Социальная революция, такая, как ее представляют себе, желают и на которую надеются латинские и славянские трудящиеся, бесконечно шире, чем та, которую им обещает немецкая или марксова программа. Для них речь вовсе не идет о бережливо отмеренном освобождении только рабочего класса, реализуемом лишь в очень далекой перспективе, но о полном и реальном освобождении всего пролетариата, не только нескольких стран, но всех наций, цивилизованных или нет, и новая, подлинно народная цивилизация, должна начаться этим актом всемирного освобождения. И первым словом этого освобождения может быть только свобода, не та политическая, буржуазная свобода, столь превозносимая и рекомендованная как предмет предварительного завоевания господином Марксом и его соучастниками, но великая человеческая свобода, которая, разрушая все догматические, метафизические, политические и юридические цепи, которыми сегодня угнетен весь мир, даст всем, как коллективам, так и личностям, полную самостоятельность их действий и их развития, освобожденного раз и навсегда от всех инспекторов, руководителей и опекунов.
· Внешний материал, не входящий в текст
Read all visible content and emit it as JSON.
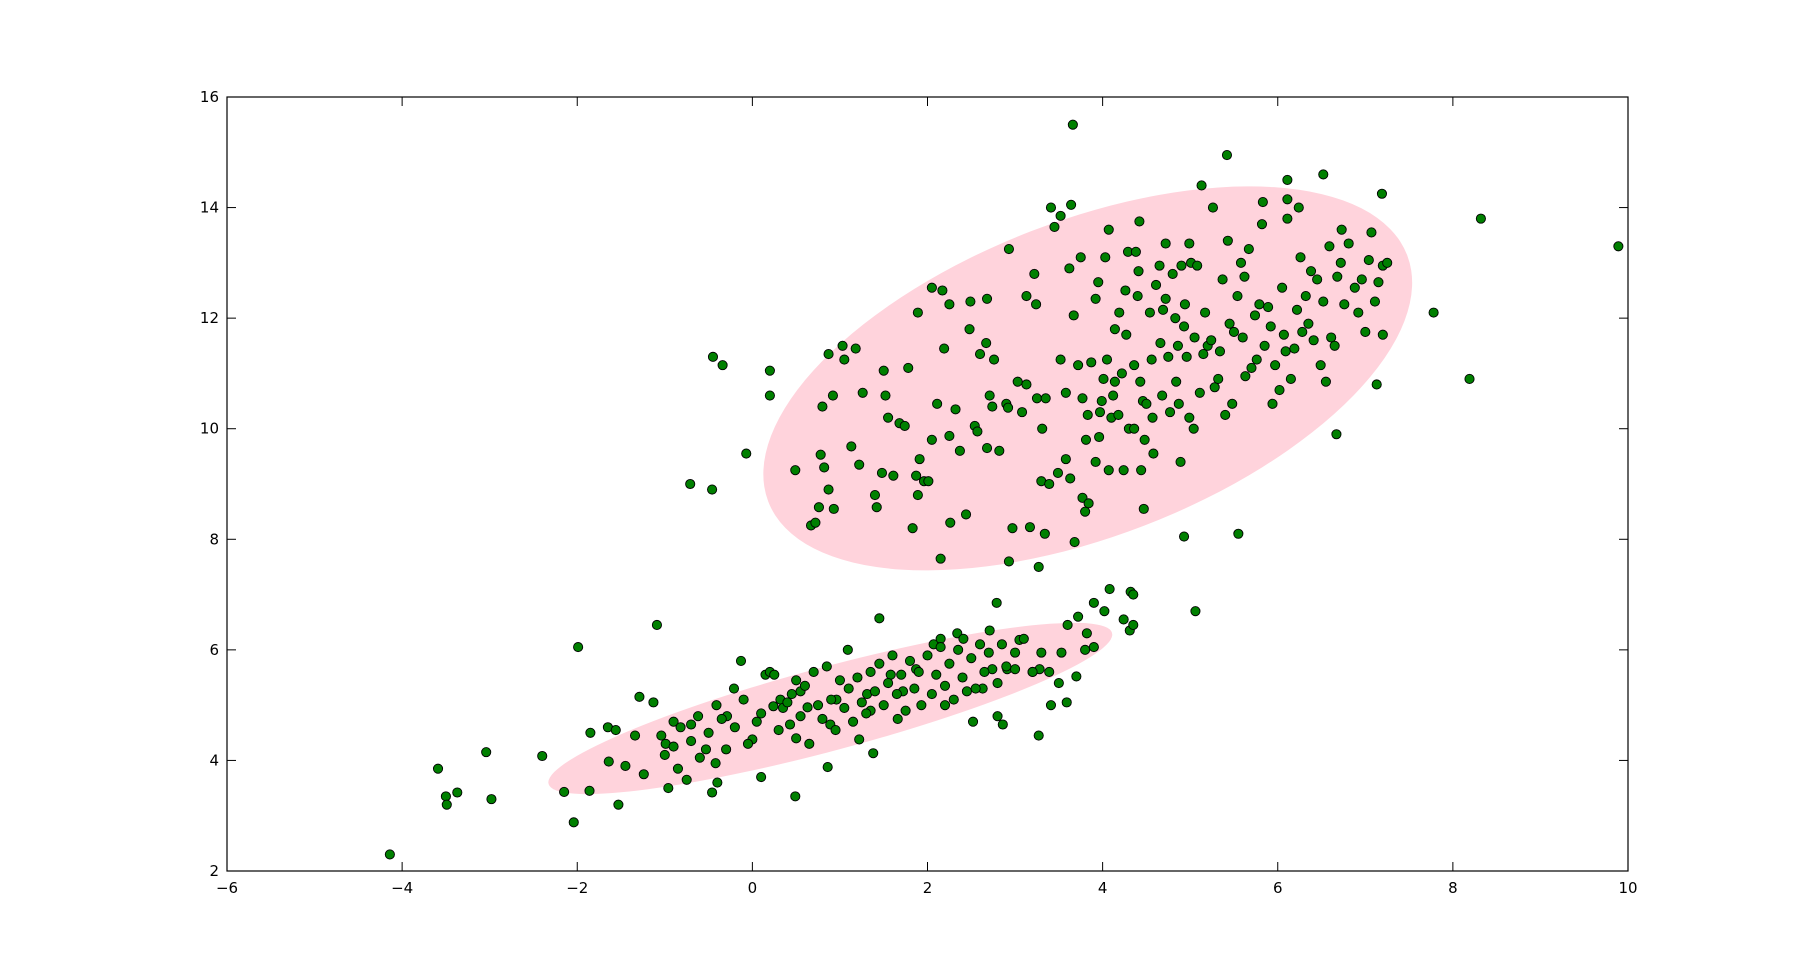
{
  "chart_data": {
    "type": "scatter",
    "color": "#008000",
    "edgecolor": "#000000",
    "ellipses": [
      {
        "center": [
          3.83,
          10.91
        ],
        "width": 8.8,
        "height": 5.07,
        "angle": 41.3,
        "color": "#ffd3dc"
      },
      {
        "center": [
          0.89,
          4.94
        ],
        "width": 7.0,
        "height": 1.44,
        "angle": 23.6,
        "color": "#ffd3dc"
      }
    ],
    "x": [
      -4.14,
      -3.59,
      -3.5,
      -3.49,
      -3.37,
      -3.04,
      -2.98,
      -2.4,
      -2.15,
      -2.04,
      -1.99,
      -1.86,
      -1.85,
      -1.65,
      -1.64,
      -1.53,
      -1.56,
      -1.45,
      -1.34,
      -1.29,
      -1.24,
      -1.13,
      -1.09,
      -1.04,
      -0.99,
      -0.96,
      -0.9,
      -0.82,
      -0.75,
      -0.71,
      -0.7,
      -0.62,
      -0.53,
      -0.46,
      -0.45,
      -0.42,
      -0.41,
      -0.34,
      -0.46,
      -0.29,
      -0.21,
      -0.13,
      -0.07,
      0,
      0.1,
      0.15,
      0.2,
      0.2,
      0.24,
      0.32,
      0.43,
      0.49,
      0.5,
      0.49,
      0.55,
      0.63,
      0.67,
      0.72,
      0.76,
      0.78,
      0.8,
      0.82,
      0.87,
      0.87,
      0.89,
      0.86,
      0.93,
      0.92,
      0.96,
      1.03,
      1.05,
      1.09,
      1.13,
      1.18,
      1.22,
      1.22,
      1.26,
      1.31,
      1.35,
      1.38,
      1.4,
      1.42,
      1.45,
      1.48,
      1.5,
      1.52,
      1.55,
      1.58,
      1.61,
      1.66,
      1.68,
      1.72,
      1.74,
      1.78,
      1.83,
      1.87,
      1.87,
      1.89,
      1.89,
      1.91,
      1.93,
      1.96,
      2.01,
      2.05,
      2.05,
      2.07,
      2.11,
      2.15,
      2.15,
      2.17,
      2.19,
      2.2,
      2.25,
      2.25,
      2.26,
      2.32,
      2.34,
      2.37,
      2.41,
      2.44,
      2.45,
      2.48,
      2.49,
      2.52,
      2.54,
      2.57,
      2.6,
      2.63,
      2.67,
      2.68,
      2.68,
      2.71,
      2.71,
      2.74,
      2.74,
      2.76,
      2.79,
      2.8,
      2.82,
      2.86,
      2.9,
      2.91,
      2.92,
      2.93,
      2.93,
      2.97,
      3.0,
      3.03,
      3.05,
      3.08,
      3.13,
      3.13,
      3.17,
      3.2,
      3.22,
      3.24,
      3.25,
      3.27,
      3.27,
      3.28,
      3.3,
      3.31,
      3.34,
      3.35,
      3.39,
      3.39,
      3.41,
      3.41,
      3.45,
      3.49,
      3.52,
      3.52,
      3.53,
      3.58,
      3.58,
      3.59,
      3.62,
      3.63,
      3.64,
      3.66,
      3.67,
      3.68,
      3.7,
      3.72,
      3.75,
      3.77,
      3.77,
      3.8,
      3.81,
      3.82,
      3.83,
      3.84,
      3.87,
      3.9,
      3.92,
      3.92,
      3.95,
      3.96,
      3.97,
      3.99,
      4.01,
      4.03,
      4.05,
      4.07,
      4.07,
      4.08,
      4.1,
      4.12,
      4.14,
      4.14,
      4.18,
      4.19,
      4.22,
      4.24,
      4.24,
      4.26,
      4.27,
      4.29,
      4.3,
      4.31,
      4.32,
      4.36,
      4.36,
      4.38,
      4.4,
      4.41,
      4.42,
      4.43,
      4.44,
      4.46,
      4.47,
      4.48,
      4.5,
      4.54,
      4.56,
      4.57,
      4.58,
      4.61,
      4.65,
      4.66,
      4.68,
      4.69,
      4.72,
      4.72,
      4.75,
      4.77,
      4.8,
      4.83,
      4.84,
      4.86,
      4.87,
      4.89,
      4.9,
      4.93,
      4.93,
      4.94,
      4.96,
      4.99,
      4.99,
      5.01,
      5.04,
      5.05,
      5.08,
      5.11,
      5.13,
      5.15,
      5.17,
      5.2,
      5.24,
      5.26,
      5.28,
      5.32,
      5.34,
      5.37,
      5.4,
      5.42,
      5.43,
      5.45,
      5.48,
      5.5,
      5.54,
      5.58,
      5.6,
      5.62,
      5.63,
      5.67,
      5.7,
      5.74,
      5.76,
      5.79,
      5.82,
      5.83,
      5.85,
      5.89,
      5.92,
      5.94,
      5.97,
      6.02,
      6.05,
      6.07,
      6.09,
      6.11,
      6.15,
      6.19,
      6.22,
      6.26,
      6.28,
      6.32,
      6.35,
      6.38,
      6.41,
      6.45,
      6.49,
      6.52,
      6.55,
      6.59,
      6.61,
      6.65,
      6.68,
      6.72,
      6.76,
      6.81,
      6.88,
      6.92,
      6.96,
      7.0,
      7.04,
      7.07,
      7.11,
      7.15,
      7.2,
      7.25,
      6.24,
      6.11,
      6.52,
      6.11,
      6.73,
      7.13,
      7.2,
      7.19,
      7.78,
      8.32,
      8.19,
      9.89,
      6.67,
      5.55,
      5.06,
      4.35,
      4.35,
      4.02,
      3.72,
      -1.0,
      -0.9,
      -0.85,
      -0.7,
      -0.6,
      -0.5,
      -0.4,
      -0.35,
      -0.3,
      -0.2,
      -0.1,
      -0.05,
      0.05,
      0.1,
      0.2,
      0.25,
      0.3,
      0.35,
      0.4,
      0.45,
      0.5,
      0.55,
      0.6,
      0.65,
      0.7,
      0.75,
      0.8,
      0.85,
      0.9,
      0.95,
      1.0,
      1.05,
      1.1,
      1.15,
      1.2,
      1.25,
      1.3,
      1.35,
      1.4,
      1.45,
      1.5,
      1.55,
      1.6,
      1.65,
      1.7,
      1.75,
      1.8,
      1.85,
      1.9,
      2.0,
      2.05,
      2.1,
      2.15,
      2.2,
      2.25,
      2.3,
      2.35,
      2.4,
      2.5,
      2.55,
      2.6,
      2.65,
      2.7,
      2.8,
      2.85,
      2.9,
      3.0,
      3.1,
      3.3,
      3.5,
      3.6,
      3.8,
      3.9,
      3.2
    ],
    "values": [
      2.3,
      3.85,
      3.35,
      3.2,
      3.42,
      4.15,
      3.3,
      4.08,
      3.43,
      2.88,
      6.05,
      3.45,
      4.5,
      4.6,
      3.98,
      3.2,
      4.55,
      3.9,
      4.45,
      5.15,
      3.75,
      5.05,
      6.45,
      4.45,
      4.3,
      3.5,
      4.7,
      4.6,
      3.65,
      9.0,
      4.35,
      4.8,
      4.2,
      3.42,
      11.3,
      3.95,
      5.0,
      11.15,
      8.9,
      4.8,
      5.3,
      5.8,
      9.55,
      4.38,
      3.7,
      5.55,
      11.05,
      10.6,
      4.98,
      5.1,
      4.65,
      9.25,
      5.45,
      3.35,
      5.25,
      4.96,
      8.25,
      8.3,
      8.58,
      9.53,
      10.4,
      9.3,
      11.35,
      8.9,
      4.65,
      3.88,
      8.55,
      10.6,
      5.1,
      11.5,
      11.25,
      6.0,
      9.68,
      11.45,
      4.38,
      9.35,
      10.65,
      5.2,
      4.9,
      4.13,
      8.8,
      8.58,
      6.57,
      9.2,
      11.05,
      10.6,
      10.2,
      5.55,
      9.15,
      4.75,
      10.1,
      5.25,
      10.05,
      11.1,
      8.2,
      9.15,
      5.65,
      12.1,
      8.8,
      9.45,
      5.0,
      9.05,
      9.05,
      12.55,
      9.8,
      6.1,
      10.45,
      7.65,
      6.2,
      12.5,
      11.45,
      5.0,
      12.25,
      9.87,
      8.3,
      10.35,
      6.3,
      9.6,
      6.2,
      8.45,
      5.25,
      11.8,
      12.3,
      4.7,
      10.05,
      9.95,
      11.35,
      5.3,
      11.55,
      12.35,
      9.65,
      10.6,
      6.35,
      10.4,
      5.65,
      11.25,
      6.85,
      4.8,
      9.6,
      4.65,
      10.45,
      5.65,
      10.38,
      13.25,
      7.6,
      8.2,
      5.65,
      10.85,
      6.18,
      10.3,
      10.8,
      12.4,
      8.22,
      5.6,
      12.8,
      12.25,
      10.55,
      7.5,
      4.45,
      5.65,
      9.05,
      10.0,
      8.1,
      10.55,
      5.6,
      9.0,
      14.0,
      5.0,
      13.65,
      9.2,
      13.85,
      11.25,
      5.95,
      10.65,
      9.45,
      5.05,
      12.9,
      9.1,
      14.05,
      15.5,
      12.05,
      7.95,
      5.52,
      11.15,
      13.1,
      8.75,
      10.55,
      8.5,
      9.8,
      6.3,
      10.25,
      8.65,
      11.2,
      6.85,
      12.35,
      9.4,
      12.65,
      9.85,
      10.3,
      10.5,
      10.9,
      13.1,
      11.25,
      13.6,
      9.25,
      7.1,
      10.2,
      10.6,
      11.8,
      10.85,
      10.25,
      12.1,
      11.0,
      6.55,
      9.25,
      12.5,
      11.7,
      13.2,
      10.0,
      6.35,
      7.05,
      11.15,
      10.0,
      13.2,
      12.4,
      12.85,
      13.75,
      10.85,
      9.25,
      10.5,
      8.55,
      9.8,
      10.45,
      12.1,
      11.25,
      10.2,
      9.55,
      12.6,
      12.95,
      11.55,
      10.6,
      12.15,
      12.35,
      13.35,
      11.3,
      10.3,
      12.8,
      12.0,
      10.85,
      11.5,
      10.45,
      9.4,
      12.95,
      11.85,
      8.05,
      12.25,
      11.3,
      10.2,
      13.35,
      13.0,
      10.0,
      11.65,
      12.95,
      10.65,
      14.4,
      11.35,
      12.1,
      11.5,
      11.6,
      14.0,
      10.75,
      10.9,
      11.4,
      12.7,
      10.25,
      14.95,
      13.4,
      11.9,
      10.45,
      11.75,
      12.4,
      13.0,
      11.65,
      12.75,
      10.95,
      13.25,
      11.1,
      12.05,
      11.25,
      12.25,
      13.7,
      14.1,
      11.5,
      12.2,
      11.85,
      10.45,
      11.15,
      10.7,
      12.55,
      11.7,
      11.4,
      13.8,
      10.9,
      11.45,
      12.15,
      13.1,
      11.75,
      12.4,
      11.9,
      12.85,
      11.6,
      12.7,
      11.15,
      12.3,
      10.85,
      13.3,
      11.65,
      11.5,
      12.75,
      13.0,
      12.25,
      13.35,
      12.55,
      12.1,
      12.7,
      11.75,
      13.05,
      13.55,
      12.3,
      12.65,
      12.95,
      13.0,
      14.0,
      14.15,
      14.6,
      14.5,
      13.6,
      10.8,
      11.7,
      14.25,
      12.1,
      13.8,
      10.9,
      13.3,
      9.9,
      8.1,
      6.7,
      7.0,
      6.45,
      6.7,
      6.6,
      4.1,
      4.25,
      3.85,
      4.65,
      4.05,
      4.5,
      3.6,
      4.75,
      4.2,
      4.6,
      5.1,
      4.3,
      4.7,
      4.85,
      5.6,
      5.55,
      4.55,
      4.95,
      5.05,
      5.2,
      4.4,
      4.8,
      5.35,
      4.3,
      5.6,
      5.0,
      4.75,
      5.7,
      5.1,
      4.55,
      5.45,
      4.95,
      5.3,
      4.7,
      5.5,
      5.05,
      4.85,
      5.6,
      5.25,
      5.75,
      5.0,
      5.4,
      5.9,
      5.2,
      5.55,
      4.9,
      5.8,
      5.3,
      5.6,
      5.9,
      5.2,
      5.55,
      6.05,
      5.35,
      5.75,
      5.1,
      6.0,
      5.5,
      5.85,
      5.3,
      6.1,
      5.6,
      5.95,
      5.4,
      6.1,
      5.7,
      5.95,
      6.2,
      5.95,
      5.4,
      6.45,
      6.0,
      6.05,
      5.6
    ],
    "xlim": [
      -6,
      10
    ],
    "ylim": [
      2,
      16
    ],
    "xticks": [
      {
        "value": -6,
        "label": "−6"
      },
      {
        "value": -4,
        "label": "−4"
      },
      {
        "value": -2,
        "label": "−2"
      },
      0,
      2,
      4,
      6,
      8,
      10
    ],
    "yticks": [
      2,
      4,
      6,
      8,
      10,
      12,
      14,
      16
    ],
    "grid": false
  }
}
Второе слово этого освобождения - солидарность; не марксова солидарность, организованная сверху донизу каким-то правительством и навязанная либо хитростью, либо силой народным массам; не та солидарность всех, что является отрицанием свободы каждого, и которая даже там становится ложью, фикцией, имеющей в качестве реальной подкладки рабство; но солидарность, которая, напротив, является подтверждением и осуществлением любой свободы, берущая свой исток не в каком-то политическом законе, но в собственной коллективной природе человека, в силу которой никто не свободен, если все люди, которые его окружают, и кто оказывает хоть малейшее влияние, будь то прямое или косвенное, на его жизнь, тоже не свободны. Эта истина была великолепно выражена в правах человека, написанных Робеспьером, который объявил, что "рабство презреннейшего из людей - это рабство всех".
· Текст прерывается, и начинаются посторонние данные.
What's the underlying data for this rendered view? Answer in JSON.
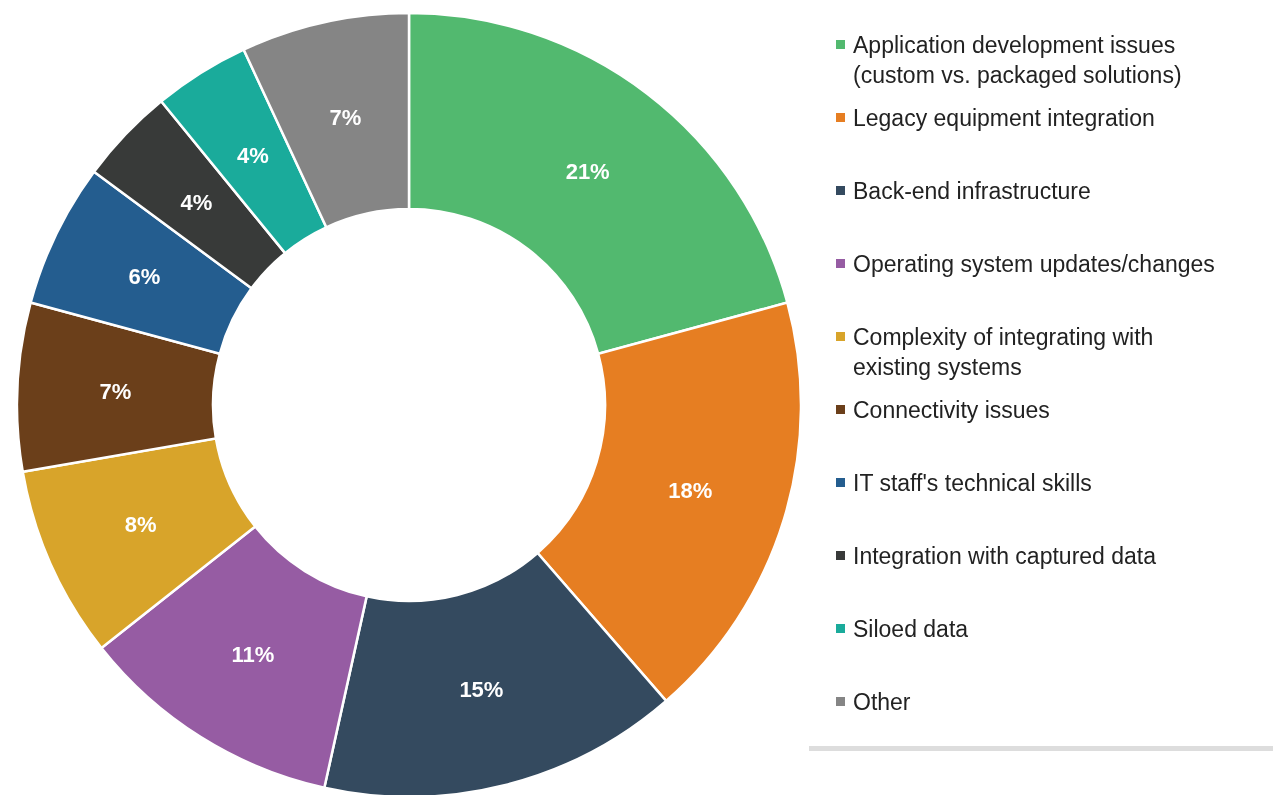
{
  "chart_data": {
    "type": "donut",
    "categories": [
      "Application development issues (custom vs. packaged solutions)",
      "Legacy equipment integration",
      "Back-end infrastructure",
      "Operating system updates/changes",
      "Complexity of integrating with existing systems",
      "Connectivity issues",
      "IT staff's technical skills",
      "Integration with captured data",
      "Siloed data",
      "Other"
    ],
    "values": [
      21,
      18,
      15,
      11,
      8,
      7,
      6,
      4,
      4,
      7
    ],
    "colors": [
      "#52b96f",
      "#e67e22",
      "#344a5f",
      "#965ca3",
      "#d8a42a",
      "#6b3f1a",
      "#245d8f",
      "#383a39",
      "#1aab9b",
      "#858585"
    ],
    "value_labels": [
      "21%",
      "18%",
      "15%",
      "11%",
      "8%",
      "7%",
      "6%",
      "4%",
      "4%",
      "7%"
    ],
    "legend": "right"
  }
}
Солидарность, которую мы требуем, вовсе не должна быть результатом искусственной или какой-то авторитарной организации, она может быть только стихийным продуктом общественной жизни, как экономической, так и духовной; результатом свободной федерации интересов, чаяний и общих тенденций. Ее основы - равенство, коллективный труд, становящийся обязательным для каждого не в силу законов, но в силу вещей и коллективной собственности; в качестве направляющего света - опыт, то есть практика коллективной жизни и науки; и, как конечная цель, учреждение человечества и, следовательно, крах всех государств.
Вот идеал, не божественный, не метафизический, но человечный и осуществимый [1], только он соответствует нынешним чаяниям латинских и славянских народов. Они хотят полной свободы, полной солидарности, полного равенства; одним словом, они хотят всего человечества, и они не удовлетворятся, даже на временной и переходной основе, меньшим, чем это. Поклонники Маркса назовут их чаяния сумасшествием и это уже давно делается; но это вовсе не отклонит их от цели, и они никогда не променяют ее великолепие на явно буржуазную нищету марксова социализма.
Восстание коммуналистов в Париже положило начало социальной революции. Значение этой революции состоит даже не в довольно слабых опытах, которые у нее была возможность и время осуществить, а в идеях, которые она возбудила, в живом свете, который она пролила на подлинную природу и цель этой революции, в надеждах, которые она повсюду пробудила, и тем самым в мощном потрясении, которое она произвела в народных массах всех стран, но, в особенности, в Италии, где пробуждение народа датируется этим восстанием, главная черта которого - бунт Коммуны и рабочих товариществ против государства. Этим восстанием Франция одним махом возвысилась в своем статусе, и Париж вновь прославился как столица мировой революции под носом и под пушками натасканных Бисмарком немцев.
Эффект его был столь огромен повсюду, что сами поклонники Маркса, все идеи которых были опрокинуты этим восстанием, оказались вынужденными снять перед ним шляпу. Они сделали больше, наперекор элементарной логике и своим настоящим чувствам, они провозгласили, что его программа и цель совпадают с их собственными. Это была действительно потешная, хотя и вынужденная смена образа. Они должны были это сделать, под угрозой быть захлестнутыми и покинутыми всеми, настолько мощными были страсти, которые эта революция пробудила во всем мире.